CGI Scripts with Nginx using SCGI

Using scgi_run with Nginx

Nginx is a great web server, but one thing it doesn't support is CGI scripts. Not all webapps need to be high-performance setups capable of hundreds or thousands of requests per second. Sometimes you just want something capable of handling a few requests now and then, and don't want to keep a long-running process going all the time just for that one webapp. How do you handle something like that under Nginx?

Well, it turns out you're going to have to have something running as a long-running external process to help Nginx out (because Nginx can't spawn processes itself). It just doesn't have to be dedicated to any one particular webapp. One way to go would be to setup another webserver that can do CGI scripts, and have Nginx proxy to that when need be.

Apache is one possibility, something like this:

Nginx <-> Apache

But Apache's a fairly big program, has lots of features, a potentially complicated configuration. Kind of defeats the purpose of going to a lighter-weight program like Nginx. What else can we do?

Super-servers

Many Unix-type systems will have a super-server available to launch daemons as need be when some network connection is made. On BSD boxes it's typically inetd, MacOSX has launchd, Linux distros often have xinetd or other choices available.

If we already have a super-server running on our box, why not setup Nginx to connect to that, and let the super-server take care of launching our CGI script? We just need one extra piece of the puzzle, something to read a web request over the socket Nginx opened up, setup the CGI environment, and execute the script.

Wait, that sounds like a web server - aren't we back to something like Apache again? No, it doesn't have to be anything nearly that complicated if we were to use the SCGI protocol, instead of HTTP.

SCGI

SCGI is a very simple protocol that's supported by Nginx and many other webservers. It's much much simpler than FastCGI, and maps pretty closely to the CGI specfication, with one minor difference to note...

In the CGI RFC, the response may contain an optional Status line, as in:

Status: 200 OK

In the SCGI protocol, the Status line is required, not optional.

Nginx will function with the Status line missing, but there'll be warnings in your error log.

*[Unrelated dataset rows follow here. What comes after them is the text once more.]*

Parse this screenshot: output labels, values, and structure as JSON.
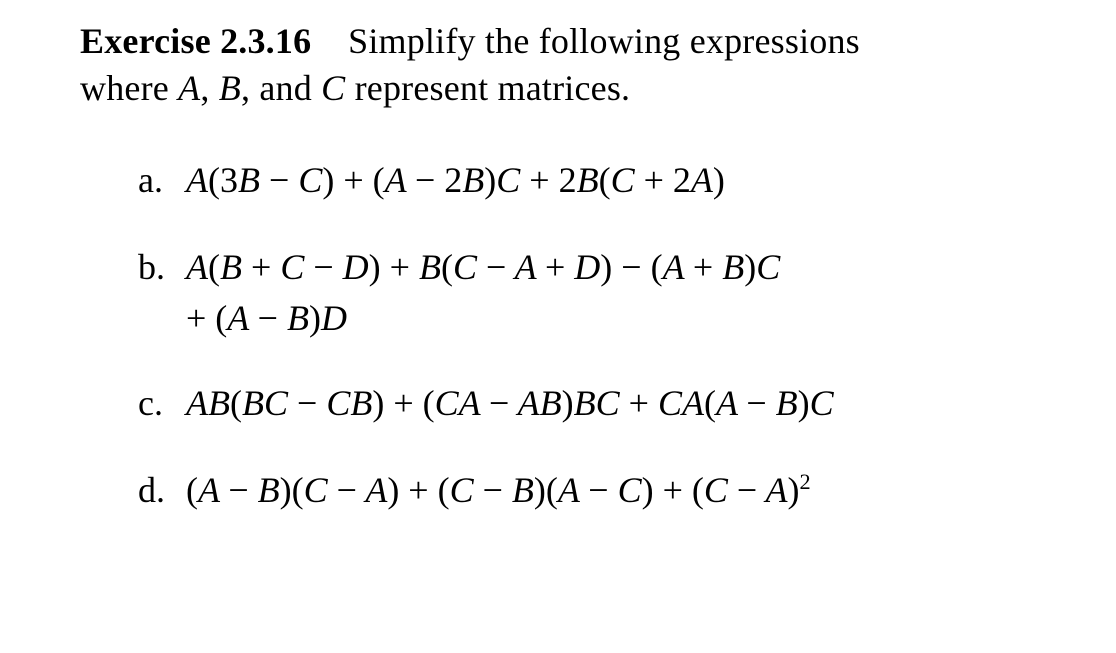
{
  "intro": {
    "exercise_label": "Exercise 2.3.16",
    "prompt_part1": "Simplify the following expressions",
    "prompt_part2": "where ",
    "var_a": "A",
    "sep1": ", ",
    "var_b": "B",
    "sep2": ", and ",
    "var_c": "C",
    "prompt_part3": " represent matrices."
  },
  "problems": {
    "a": {
      "letter": "a.",
      "expr_html": "A<span class=\"op\">(3</span>B <span class=\"op\">−</span> C<span class=\"op\">) + (</span>A <span class=\"op\">− 2</span>B<span class=\"op\">)</span>C <span class=\"op\">+ 2</span>B<span class=\"op\">(</span>C <span class=\"op\">+ 2</span>A<span class=\"op\">)</span>"
    },
    "b": {
      "letter": "b.",
      "expr_html": "A<span class=\"op\">(</span>B <span class=\"op\">+</span> C <span class=\"op\">−</span> D<span class=\"op\">) + </span>B<span class=\"op\">(</span>C <span class=\"op\">−</span> A <span class=\"op\">+</span> D<span class=\"op\">) − (</span>A <span class=\"op\">+</span> B<span class=\"op\">)</span>C<span class=\"line2\"><span class=\"op\">+ (</span>A <span class=\"op\">−</span> B<span class=\"op\">)</span>D</span>"
    },
    "c": {
      "letter": "c.",
      "expr_html": "AB<span class=\"op\">(</span>BC <span class=\"op\">−</span> CB<span class=\"op\">) + (</span>CA <span class=\"op\">−</span> AB<span class=\"op\">)</span>BC <span class=\"op\">+ </span>CA<span class=\"op\">(</span>A <span class=\"op\">−</span> B<span class=\"op\">)</span>C"
    },
    "d": {
      "letter": "d.",
      "expr_html": "<span class=\"op\">(</span>A <span class=\"op\">−</span> B<span class=\"op\">)(</span>C <span class=\"op\">−</span> A<span class=\"op\">) + (</span>C <span class=\"op\">−</span> B<span class=\"op\">)(</span>A <span class=\"op\">−</span> C<span class=\"op\">) + (</span>C <span class=\"op\">−</span> A<span class=\"op\">)</span><sup>2</sup>"
    }
  }
}
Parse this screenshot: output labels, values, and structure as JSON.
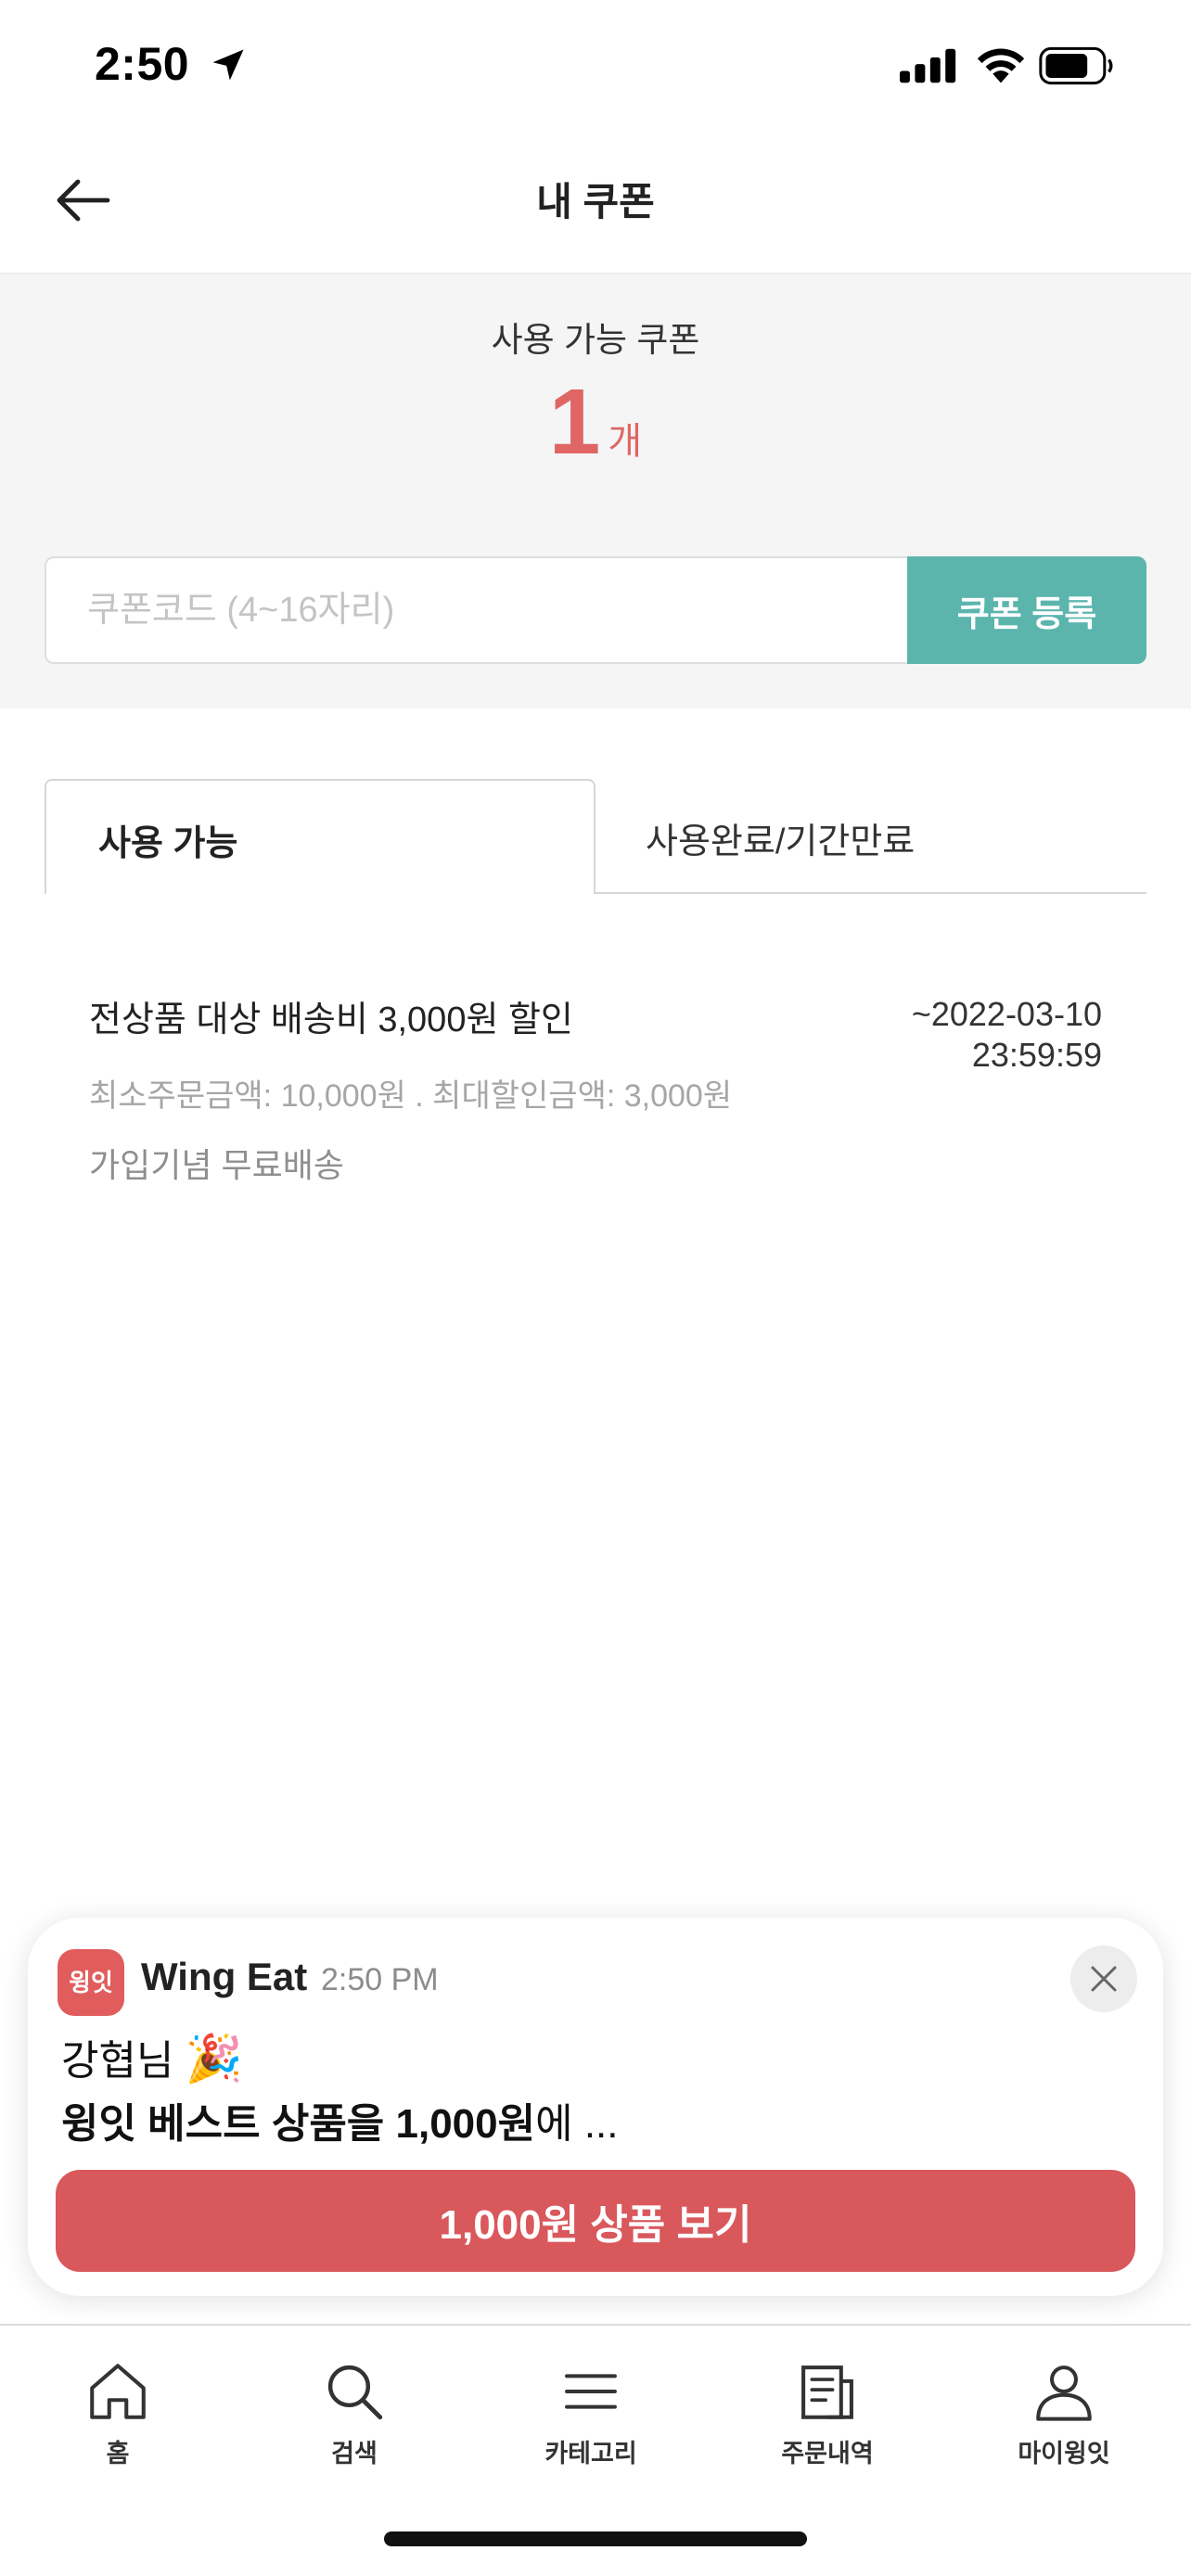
{
  "status_bar": {
    "time": "2:50"
  },
  "header": {
    "title": "내 쿠폰"
  },
  "summary": {
    "label": "사용 가능 쿠폰",
    "count": "1",
    "unit": "개",
    "accent_color": "#e06666"
  },
  "coupon_register": {
    "placeholder": "쿠폰코드 (4~16자리)",
    "value": "",
    "button_label": "쿠폰 등록",
    "button_color": "#5bb5ad"
  },
  "tabs": [
    {
      "label": "사용 가능",
      "active": true
    },
    {
      "label": "사용완료/기간만료",
      "active": false
    }
  ],
  "coupons": [
    {
      "title": "전상품 대상 배송비 3,000원 할인",
      "expiry_date": "~2022-03-10",
      "expiry_time": "23:59:59",
      "conditions": "최소주문금액: 10,000원 . 최대할인금액: 3,000원",
      "description": "가입기념 무료배송"
    }
  ],
  "notification": {
    "app_icon_text": "윙잇",
    "app_name": "Wing Eat",
    "time": "2:50 PM",
    "line1": "강협님",
    "line1_emoji": "🎉",
    "line2_bold": "윙잇 베스트 상품을 1,000원",
    "line2_rest": "에 ...",
    "cta_label": "1,000원 상품 보기",
    "cta_color": "#d9585c"
  },
  "bottom_nav": [
    {
      "label": "홈",
      "icon": "home-icon"
    },
    {
      "label": "검색",
      "icon": "search-icon"
    },
    {
      "label": "카테고리",
      "icon": "menu-icon"
    },
    {
      "label": "주문내역",
      "icon": "order-list-icon"
    },
    {
      "label": "마이윙잇",
      "icon": "profile-icon"
    }
  ]
}
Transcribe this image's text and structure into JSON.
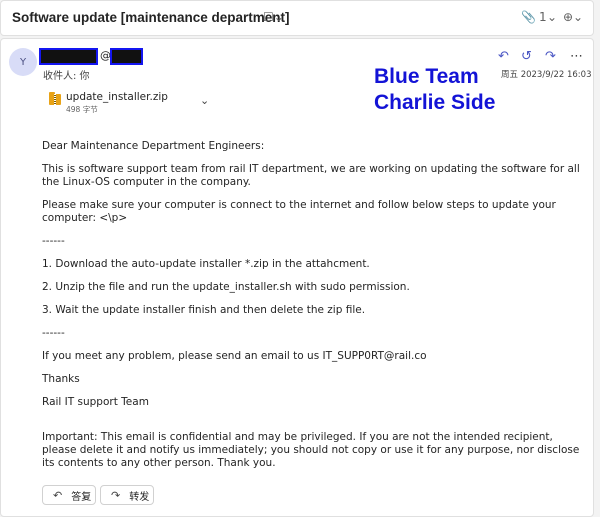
{
  "subject": {
    "title": "Software update [maintenance department]",
    "tag_icon": "tag-icon",
    "attach_count": "1",
    "zoom_icon": "zoom-icon"
  },
  "message": {
    "avatar_initial": "Y",
    "sender_at": "@",
    "recipient_line": "收件人: 你",
    "date": "周五 2023/9/22 16:03",
    "actions": [
      "reply",
      "reply-all",
      "forward",
      "more"
    ]
  },
  "watermark": {
    "line1": "Blue Team",
    "line2": "Charlie Side"
  },
  "attachment": {
    "name": "update_installer.zip",
    "size": "498 字节"
  },
  "body": [
    "Dear Maintenance Department Engineers:",
    "This is software support team from rail IT department, we are working on updating the software for all the Linux-OS computer in the company.",
    "Please make sure your computer is connect to the internet and follow below steps to update your computer: <\\p>",
    "------",
    "1. Download the auto-update installer *.zip in the attahcment.",
    "2. Unzip the file and run the update_installer.sh with sudo permission.",
    "3. Wait the update installer finish and then delete the zip file.",
    "------",
    "If you meet any problem, please send an email to us IT_SUPP0RT@rail.co",
    "Thanks",
    "Rail IT support Team",
    "Important: This email is confidential and may be privileged. If you are not the intended recipient, please delete it and notify us immediately; you should not copy or use it for any purpose, nor disclose its contents to any other person. Thank you."
  ],
  "buttons": {
    "reply": "答复",
    "forward": "转发"
  }
}
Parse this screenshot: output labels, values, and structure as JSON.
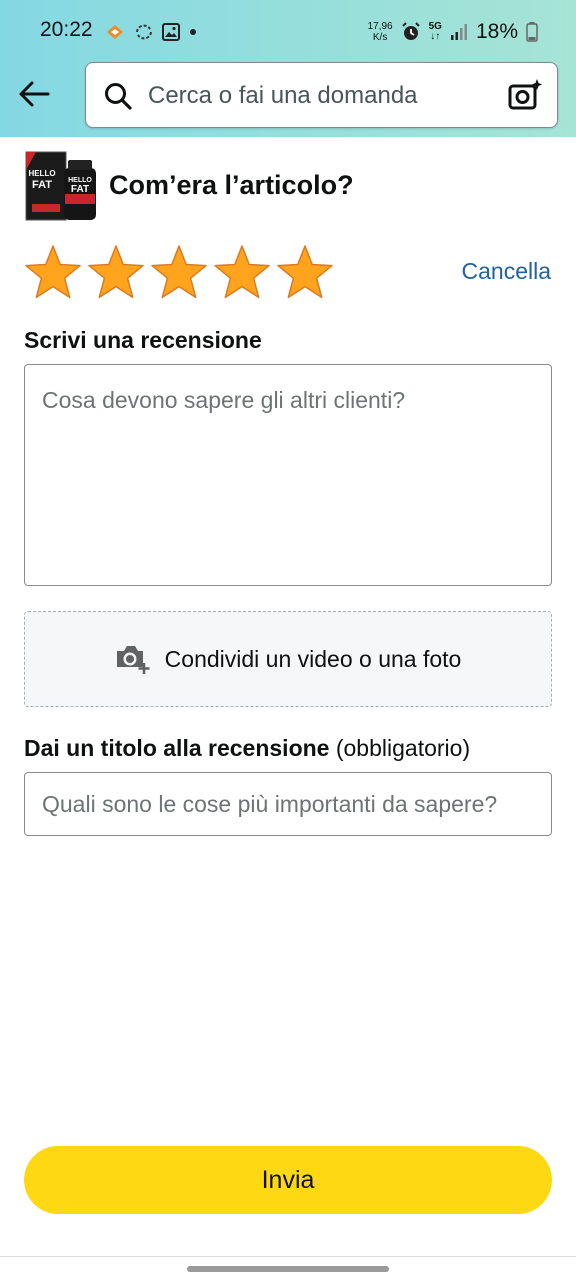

If you can alter your CGI scripts to include a Status line, or live with warnings in logs, we have a way forward now.

scgi_run

I've got a C project on GitHub that implements this small piece of glue to turn a SCGI request into a CGI enviroment. The binary weighs in at around 8 to 12 Kilobytes after being stripped.

Basically, we're looking at a flow like this:

Nginx <-> SCGI

  1. Nginx connects to a socket listened to by inetd
  2. inetd spawns scgi_run, with stdin and stdout wired to the accepted connection
  3. scgi_run reads SCGI request headers from stdin and sets up a CGI environment
  4. scgi_run execs CGI script (stdin and stdout are still connected to the socket to Nginx)
  5. CGI script reads request body if necessary from stdin and writes response out through stdout.

A couple things to note here

  • when we get to the final step, the CGI script is talking directly to Nginx - there's no buffering by any other applications like there would be in an Apache setup.
  • scgi_run is no longer executing, it execed the CGI script so there's not another process hanging around waiting on anything.
  • A super-server like inetd can typically be configured to run the handler under any userid you want, so you basically get SUEXEC-type functionality for free here.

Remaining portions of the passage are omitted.